生物质炭负载镍钙催化剂催化裂解/重整生物质热解气研究

    Investigation into the catalytic cracking/reforming of biomass pyrolysis gas by biochar supported Ni-Ca catalyst

    • 摘要: 为有效去除生物质热解焦油、提高气体产物品质,该研究提出了采用生物质炭(Biochar,BC)负载镍钙催化剂催化裂解/重整生物质热解气定向转化合成气(H2+CO)的研究思路,通过对焦油转化率、合成气产率以及催化剂稳定性的研究,揭示催化剂对生物质热解气催化裂解/重整的影响规律。结果表明,钙的添加降低了镍的晶粒尺寸,有利于碳纳米管的生成。

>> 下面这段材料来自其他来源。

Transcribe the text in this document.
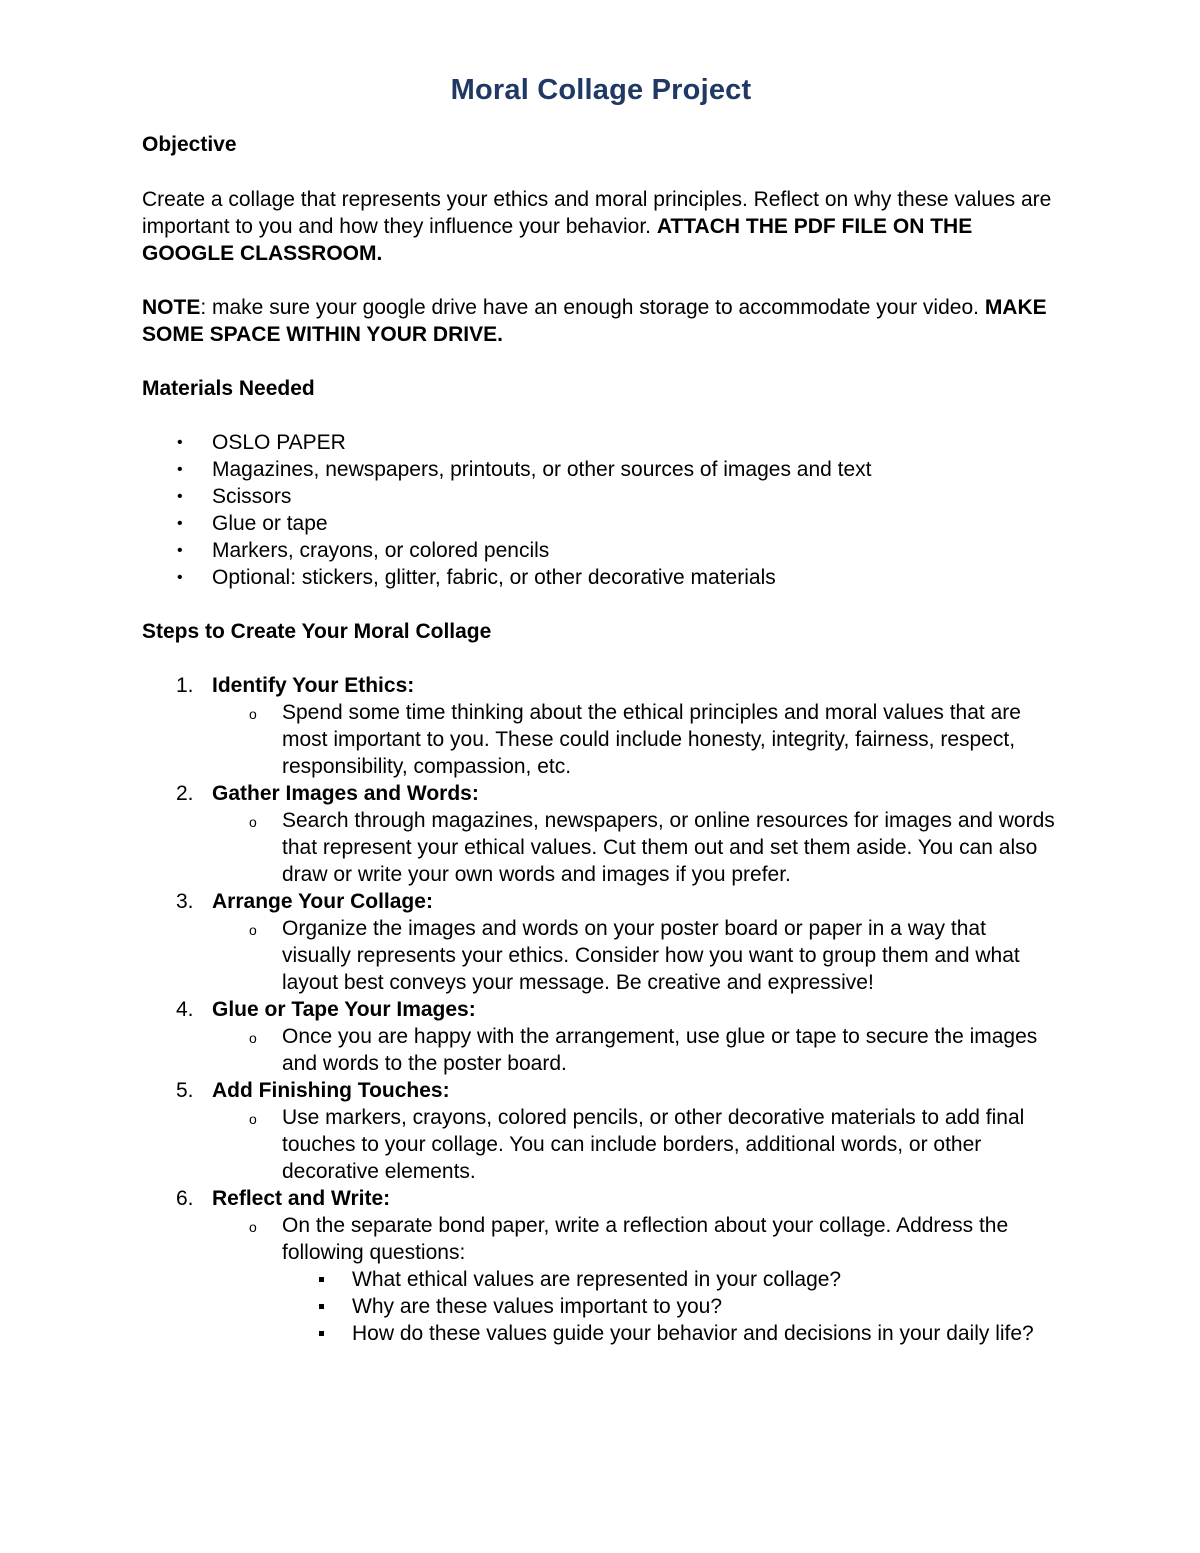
Moral Collage Project
Objective

Create a collage that represents your ethics and moral principles. Reflect on why these values are important to you and how they influence your behavior. ATTACH THE PDF FILE ON THE GOOGLE CLASSROOM.

NOTE: make sure your google drive have an enough storage to accommodate your video. MAKE SOME SPACE WITHIN YOUR DRIVE.

Materials Needed
• OSLO PAPER
• Magazines, newspapers, printouts, or other sources of images and text
• Scissors
• Glue or tape
• Markers, crayons, or colored pencils
• Optional: stickers, glitter, fabric, or other decorative materials
Steps to Create Your Moral Collage
1. Identify Your Ethics:
o Spend some time thinking about the ethical principles and moral values that are most important to you. These could include honesty, integrity, fairness, respect, responsibility, compassion, etc.
2. Gather Images and Words:
o Search through magazines, newspapers, or online resources for images and words that represent your ethical values. Cut them out and set them aside. You can also draw or write your own words and images if you prefer.
3. Arrange Your Collage:
o Organize the images and words on your poster board or paper in a way that visually represents your ethics. Consider how you want to group them and what layout best conveys your message. Be creative and expressive!
4. Glue or Tape Your Images:
o Once you are happy with the arrangement, use glue or tape to secure the images and words to the poster board.
5. Add Finishing Touches:
o Use markers, crayons, colored pencils, or other decorative materials to add final touches to your collage. You can include borders, additional words, or other decorative elements.
6. Reflect and Write:
o On the separate bond paper, write a reflection about your collage. Address the following questions:
What ethical values are represented in your collage?
Why are these values important to you?
How do these values guide your behavior and decisions in your daily life?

与单一金属催化剂相比,生物质炭负载镍钙催化剂具有较高的焦油裂解/重整活性,在温度为700 ℃条件下、镍和钙负载量分别为0.02 mol和0.01 mol时,焦油转化率以及合成气产率分别为91.8%及607.6 mL/g(H2/CO=1.05),显示了优异的低温焦油裂解/重整活性,并在480 min内仍可保持较高的催化活性,反应后,催化剂积碳量仅为3.6 mmol/g,同时无明显团聚现象发生,展现出良好的抗积碳和抗烧结性能。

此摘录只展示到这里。